On recense treize personnes dans le jury. Néanmoins les signatures ne sont pas toutes lisibles. On devine un certain Arnaud, Dragon, Grimaud, Vidal, aillaud, Vigny, Charles, François, auguste renaudin, Imbert, Grany. On peut lire la mention « Mt». Une lettre paraît accompagner la signature d’Imbert. Il semble que ce soit la lettre B. Peut-être s’agit-il du même Boniface Imbert diplômé en juin 1809. Par ailleurs, André Cavalier, étant originaire de Toulon, nous pouvons penser qu’il a peut-être reçu un enseignement des danses de caractères à Toulon.
Le statut de professeur disparaît : les membres du jury, conviés par Louis Bergere, sont des « maîtres de danse ». Ils appartiennent certainement au jury sur demande du professeur d’André Cavalier. Les capacités exigées pour accéder au rang des maîtres de danse sont peu précises. Elles se résument par l’expression générale «… les Moyens requis… », renvoyant probablement à la technique du danseur.
Sur l’image, l’assaut se déroule sur un plateau délimité par deux bases de colonnes. Ces dernières sont garnies d’une couronne de lauriers, au centre de laquelle une étoile est dessinée.
Le danseur, au centre du document, est entouré par deux maximes : « honneur à l’art » et « Respect aux maîtres ». Il exécute un pas en tenant des deux mains un long ruban. Alors que la pointe droite supporte le poids du corps, son pied gauche est très légèrement soulevé en ouverture. Par conséquent, le genou gauche est plié.

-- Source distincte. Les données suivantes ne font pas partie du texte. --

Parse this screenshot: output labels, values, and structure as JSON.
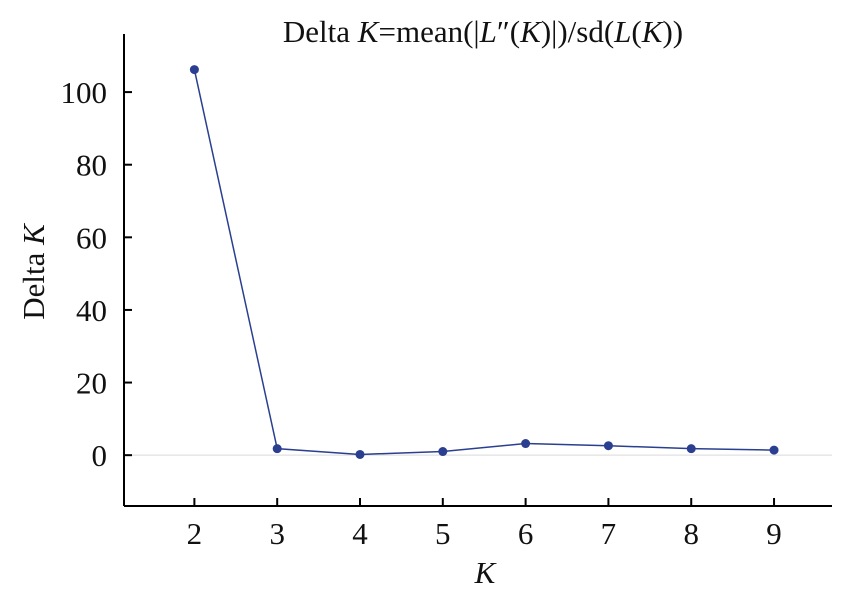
{
  "chart_data": {
    "type": "line",
    "title": {
      "prefix": "Delta ",
      "k": "K",
      "mean_open": "=mean(|",
      "l": "L",
      "dprime": "″(",
      "k2": "K",
      "mid": ")|)/sd(",
      "l2": "L",
      "paren": "(",
      "k3": "K",
      "end": "))"
    },
    "xlabel": "K",
    "ylabel": {
      "prefix": "Delta ",
      "k": "K"
    },
    "x": [
      2,
      3,
      4,
      5,
      6,
      7,
      8,
      9
    ],
    "x_tick_labels": [
      "2",
      "3",
      "4",
      "5",
      "6",
      "7",
      "8",
      "9"
    ],
    "y_ticks": [
      0,
      20,
      40,
      60,
      80,
      100
    ],
    "y_tick_labels": [
      "0",
      "20",
      "40",
      "60",
      "80",
      "100"
    ],
    "xlim": [
      1.15,
      9.7
    ],
    "ylim": [
      -14,
      116
    ],
    "series": [
      {
        "values": [
          106.2,
          1.8,
          0.2,
          1.0,
          3.2,
          2.6,
          1.8,
          1.4
        ],
        "color": "#2a3f8f"
      }
    ],
    "zero_line": true,
    "zero_line_color": "#d9d9d9",
    "grid": false,
    "legend": "none"
  }
}
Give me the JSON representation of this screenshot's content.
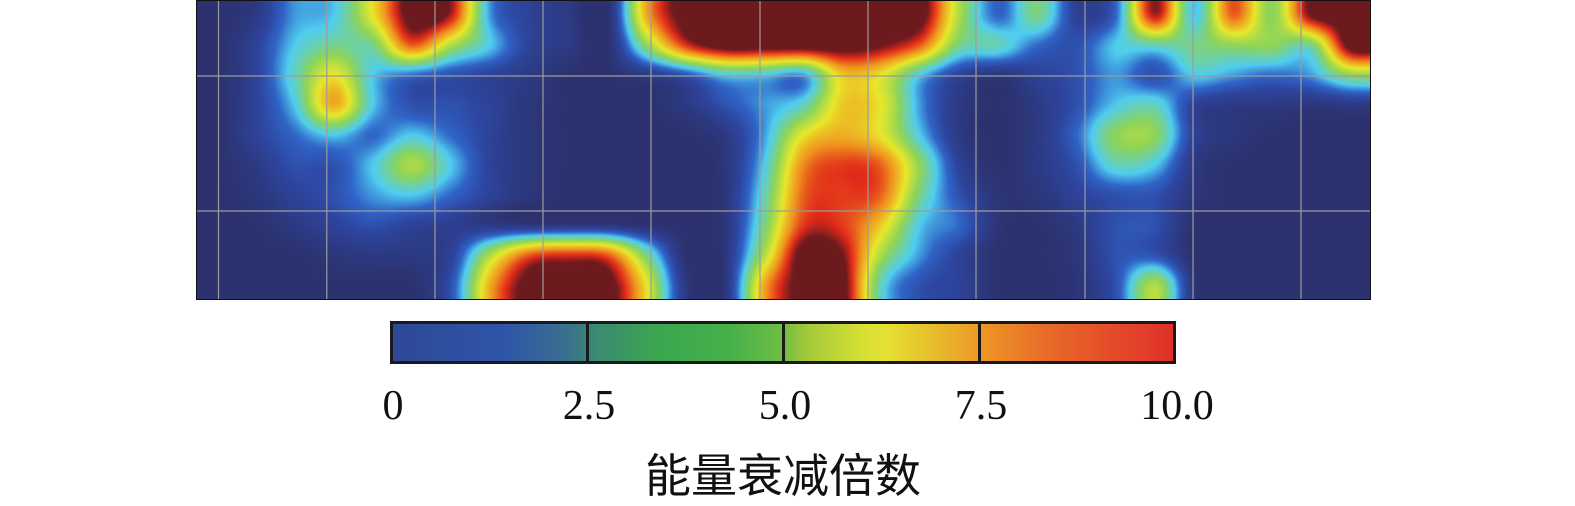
{
  "chart_data": {
    "type": "heatmap",
    "title": "",
    "colorbar": {
      "label": "能量衰减倍数",
      "range": [
        0,
        10.0
      ],
      "ticks": [
        "0",
        "2.5",
        "5.0",
        "7.5",
        "10.0"
      ],
      "colormap": "jet"
    },
    "grid": true,
    "rows": 10,
    "cols": 30,
    "values": [
      [
        0,
        0.5,
        2.5,
        3,
        6,
        10,
        9,
        2.5,
        1,
        0.5,
        0,
        7,
        10,
        10,
        10,
        10,
        10,
        10,
        10,
        5,
        2,
        4,
        1,
        2,
        9,
        3,
        8,
        4.5,
        9.5,
        10
      ],
      [
        0,
        1,
        3,
        4,
        4,
        8,
        5,
        3,
        1,
        0.5,
        0,
        4.5,
        8.5,
        10,
        10,
        10,
        10,
        9.5,
        8,
        4,
        3.5,
        2,
        1.5,
        3,
        3.5,
        4,
        4.5,
        4.5,
        4,
        10
      ],
      [
        0,
        1,
        3.5,
        6,
        3,
        2,
        1.5,
        1,
        0.5,
        0,
        0,
        0.5,
        1.5,
        3,
        3,
        2.5,
        6.5,
        6,
        3,
        1,
        0.3,
        1,
        1.5,
        2.5,
        1.5,
        3,
        2.5,
        2,
        2.5,
        4.5
      ],
      [
        0,
        1,
        3,
        7,
        3,
        1.5,
        1.5,
        1,
        0.3,
        0,
        0,
        0,
        0.5,
        1.5,
        2.5,
        3.5,
        6.5,
        6,
        2.5,
        0.5,
        0,
        0.5,
        1.5,
        3,
        3.5,
        1,
        0.5,
        0.5,
        0.3,
        0.5
      ],
      [
        0,
        1,
        2,
        3,
        2,
        3,
        2,
        1,
        0.3,
        0,
        0,
        0,
        0,
        0.5,
        2.5,
        6,
        7,
        6,
        3,
        0.5,
        0,
        0.5,
        2,
        4.5,
        4.5,
        1,
        0.3,
        0,
        0,
        0
      ],
      [
        0,
        0.5,
        1.5,
        1.5,
        3,
        5,
        3,
        1,
        0.3,
        0,
        0,
        0,
        0,
        0.3,
        3,
        7.5,
        8.5,
        8,
        4.5,
        1,
        0,
        0.5,
        1.5,
        3.5,
        3,
        0.5,
        0,
        0,
        0,
        0
      ],
      [
        0,
        0.3,
        1,
        1.5,
        2.5,
        3,
        2,
        1,
        0.3,
        0,
        0,
        0,
        0,
        0.3,
        3.5,
        8,
        8.5,
        8,
        4,
        1.5,
        0.2,
        0.3,
        1,
        1.5,
        1.5,
        0.3,
        0,
        0,
        0,
        0
      ],
      [
        0,
        0,
        0.5,
        1,
        1.5,
        1,
        0.8,
        0.5,
        0.3,
        0.3,
        0.3,
        0,
        0,
        0.3,
        4,
        8.5,
        8.5,
        6.5,
        3,
        2,
        0.2,
        0,
        0.5,
        1.5,
        1.5,
        0,
        0,
        0,
        0,
        0
      ],
      [
        0,
        0,
        0,
        0.3,
        0.5,
        0.5,
        1,
        5,
        8,
        8.5,
        8,
        4,
        0,
        0.3,
        5,
        10,
        9.5,
        5,
        2.5,
        1,
        0,
        0,
        0.3,
        1.5,
        1.5,
        0,
        0,
        0,
        0,
        0
      ],
      [
        0,
        0,
        0,
        0,
        0,
        0,
        1.5,
        7,
        10,
        10,
        10,
        6,
        0.5,
        0.3,
        7,
        10,
        10,
        3.5,
        1.5,
        1,
        0,
        0,
        0.2,
        1.5,
        5,
        0.3,
        0,
        0,
        0,
        0
      ]
    ]
  }
}
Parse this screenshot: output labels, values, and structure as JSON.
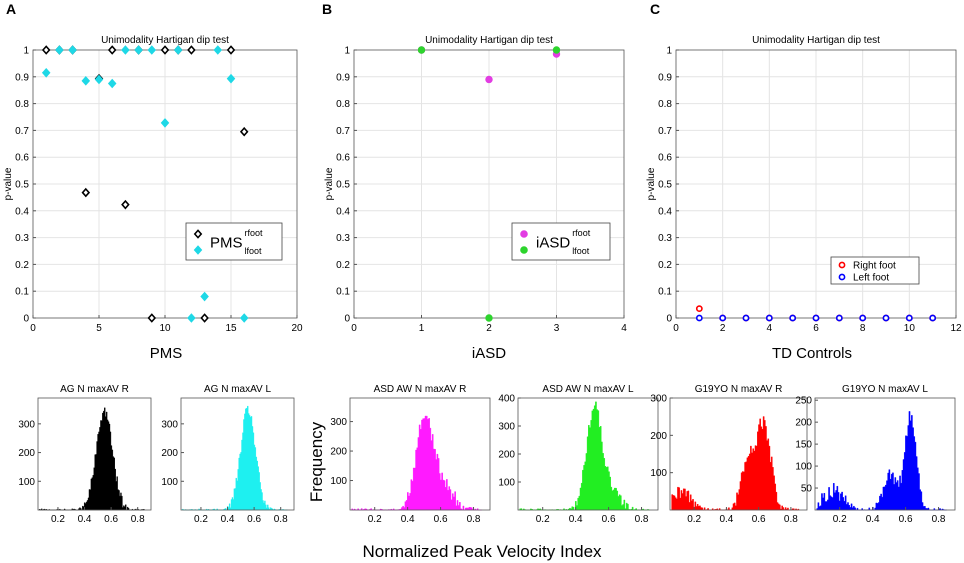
{
  "chart_data": [
    {
      "type": "scatter",
      "panel": "A",
      "title": "Unimodality Hartigan dip test",
      "ylabel": "p-value",
      "xlabel": "PMS",
      "xlim": [
        0,
        20
      ],
      "ylim": [
        0,
        1
      ],
      "xticks": [
        0,
        5,
        10,
        15,
        20
      ],
      "yticks": [
        0,
        0.1,
        0.2,
        0.3,
        0.4,
        0.5,
        0.6,
        0.7,
        0.8,
        0.9,
        1
      ],
      "grid": true,
      "legend": {
        "main": "PMS",
        "subs": [
          "rfoot",
          "lfoot"
        ],
        "position": "bottom-right",
        "style": "subscript"
      },
      "series": [
        {
          "name": "rfoot",
          "color": "#000000",
          "marker": "diamond",
          "x": [
            1,
            2,
            3,
            4,
            5,
            6,
            7,
            8,
            9,
            10,
            11,
            12,
            13,
            15,
            16
          ],
          "y": [
            1,
            1,
            1,
            0.468,
            0.893,
            1,
            0.423,
            1,
            0,
            1,
            1,
            1,
            0,
            1,
            0.695
          ]
        },
        {
          "name": "lfoot",
          "color": "#1ed8e6",
          "marker": "diamond",
          "x": [
            1,
            2,
            3,
            4,
            5,
            6,
            7,
            8,
            9,
            10,
            11,
            12,
            13,
            14,
            15,
            16
          ],
          "y": [
            0.915,
            1,
            1,
            0.885,
            0.89,
            0.875,
            1,
            1,
            1,
            0.728,
            1,
            0,
            0.08,
            1,
            0.893,
            0
          ]
        }
      ]
    },
    {
      "type": "scatter",
      "panel": "B",
      "title": "Unimodality Hartigan dip test",
      "ylabel": "p-value",
      "xlabel": "iASD",
      "xlim": [
        0,
        4
      ],
      "ylim": [
        0,
        1
      ],
      "xticks": [
        0,
        1,
        2,
        3,
        4
      ],
      "yticks": [
        0,
        0.1,
        0.2,
        0.3,
        0.4,
        0.5,
        0.6,
        0.7,
        0.8,
        0.9,
        1
      ],
      "grid": true,
      "legend": {
        "main": "iASD",
        "subs": [
          "rfoot",
          "lfoot"
        ],
        "position": "bottom-right",
        "style": "subscript"
      },
      "series": [
        {
          "name": "rfoot",
          "color": "#e23de2",
          "marker": "circle",
          "x": [
            1,
            2,
            3
          ],
          "y": [
            1,
            0.89,
            0.985
          ]
        },
        {
          "name": "lfoot",
          "color": "#2dd42d",
          "marker": "circle",
          "x": [
            1,
            2,
            3
          ],
          "y": [
            1,
            0,
            1
          ]
        }
      ]
    },
    {
      "type": "scatter",
      "panel": "C",
      "title": "Unimodality Hartigan dip test",
      "ylabel": "p-value",
      "xlabel": "TD Controls",
      "xlim": [
        0,
        12
      ],
      "ylim": [
        0,
        1
      ],
      "xticks": [
        0,
        2,
        4,
        6,
        8,
        10,
        12
      ],
      "yticks": [
        0,
        0.1,
        0.2,
        0.3,
        0.4,
        0.5,
        0.6,
        0.7,
        0.8,
        0.9,
        1
      ],
      "grid": true,
      "legend": {
        "items": [
          "Right foot",
          "Left foot"
        ],
        "position": "bottom-right",
        "style": "plain"
      },
      "series": [
        {
          "name": "Right foot",
          "color": "#ff0000",
          "marker": "ring",
          "x": [
            1,
            2,
            3,
            4,
            5,
            6,
            7,
            8,
            9,
            10,
            11
          ],
          "y": [
            0.035,
            0,
            0,
            0,
            0,
            0,
            0,
            0,
            0,
            0,
            0
          ]
        },
        {
          "name": "Left foot",
          "color": "#0000ff",
          "marker": "ring",
          "x": [
            1,
            2,
            3,
            4,
            5,
            6,
            7,
            8,
            9,
            10,
            11
          ],
          "y": [
            0,
            0,
            0,
            0,
            0,
            0,
            0,
            0,
            0,
            0,
            0
          ]
        }
      ]
    },
    {
      "type": "bar",
      "subtype": "histogram",
      "panel": "A",
      "title": "AG N maxAV R",
      "color": "#000000",
      "xlim": [
        0.05,
        0.9
      ],
      "ylim": [
        0,
        390
      ],
      "xticks": [
        0.2,
        0.4,
        0.6,
        0.8
      ],
      "yticks": [
        100,
        200,
        300
      ],
      "peaks": [
        {
          "mu": 0.55,
          "sd": 0.06,
          "h": 345
        }
      ],
      "noise": 20
    },
    {
      "type": "bar",
      "subtype": "histogram",
      "panel": "A",
      "title": "AG N maxAV L",
      "color": "#1ef0f0",
      "xlim": [
        0.05,
        0.9
      ],
      "ylim": [
        0,
        390
      ],
      "xticks": [
        0.2,
        0.4,
        0.6,
        0.8
      ],
      "yticks": [
        100,
        200,
        300
      ],
      "peaks": [
        {
          "mu": 0.555,
          "sd": 0.055,
          "h": 350
        }
      ],
      "noise": 20
    },
    {
      "type": "bar",
      "subtype": "histogram",
      "panel": "B",
      "title": "ASD AW N maxAV R",
      "color": "#ff1aff",
      "xlim": [
        0.05,
        0.9
      ],
      "ylim": [
        0,
        380
      ],
      "xticks": [
        0.2,
        0.4,
        0.6,
        0.8
      ],
      "yticks": [
        100,
        200,
        300
      ],
      "peaks": [
        {
          "mu": 0.5,
          "sd": 0.05,
          "h": 290
        },
        {
          "mu": 0.6,
          "sd": 0.07,
          "h": 90
        }
      ],
      "noise": 25
    },
    {
      "type": "bar",
      "subtype": "histogram",
      "panel": "B",
      "title": "ASD AW N maxAV L",
      "color": "#22ee22",
      "xlim": [
        0.05,
        0.9
      ],
      "ylim": [
        0,
        400
      ],
      "xticks": [
        0.2,
        0.4,
        0.6,
        0.8
      ],
      "yticks": [
        100,
        200,
        300,
        400
      ],
      "peaks": [
        {
          "mu": 0.51,
          "sd": 0.045,
          "h": 320
        },
        {
          "mu": 0.58,
          "sd": 0.07,
          "h": 80
        }
      ],
      "noise": 25
    },
    {
      "type": "bar",
      "subtype": "histogram",
      "panel": "C",
      "title": "G19YO N maxAV R",
      "color": "#ff0000",
      "xlim": [
        0.05,
        0.9
      ],
      "ylim": [
        0,
        300
      ],
      "xticks": [
        0.2,
        0.4,
        0.6,
        0.8
      ],
      "yticks": [
        100,
        200,
        300
      ],
      "peaks": [
        {
          "mu": 0.13,
          "sd": 0.06,
          "h": 45
        },
        {
          "mu": 0.53,
          "sd": 0.04,
          "h": 120
        },
        {
          "mu": 0.63,
          "sd": 0.045,
          "h": 230
        }
      ],
      "noise": 22
    },
    {
      "type": "bar",
      "subtype": "histogram",
      "panel": "C",
      "title": "G19YO N maxAV L",
      "color": "#0000ff",
      "xlim": [
        0.05,
        0.9
      ],
      "ylim": [
        0,
        255
      ],
      "xticks": [
        0.2,
        0.4,
        0.6,
        0.8
      ],
      "yticks": [
        50,
        100,
        150,
        200,
        250
      ],
      "peaks": [
        {
          "mu": 0.16,
          "sd": 0.06,
          "h": 45
        },
        {
          "mu": 0.5,
          "sd": 0.04,
          "h": 80
        },
        {
          "mu": 0.63,
          "sd": 0.035,
          "h": 215
        }
      ],
      "noise": 18
    }
  ],
  "labels": {
    "panel_a": "A",
    "panel_b": "B",
    "panel_c": "C",
    "frequency": "Frequency",
    "common_xlabel": "Normalized Peak Velocity Index"
  }
}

Bien que l’examen ait lieu à bord d’une frégate, l’iconographie de ce brevet n’a ici encore rien de militaire ni de marin. L’image du brevet de 1818 est simple : les spectateurs et l’orchestre sont absents. Enfin le danseur est reproduit seul, tandis qu’ils étaient deux et trois sur les diplômes de 1808 et de juin 1809.
Brevet n°5 :
Un nouvel assaut est organisé à Toulon, en 1825.
L’entête est « brevet de Maître de Danse ».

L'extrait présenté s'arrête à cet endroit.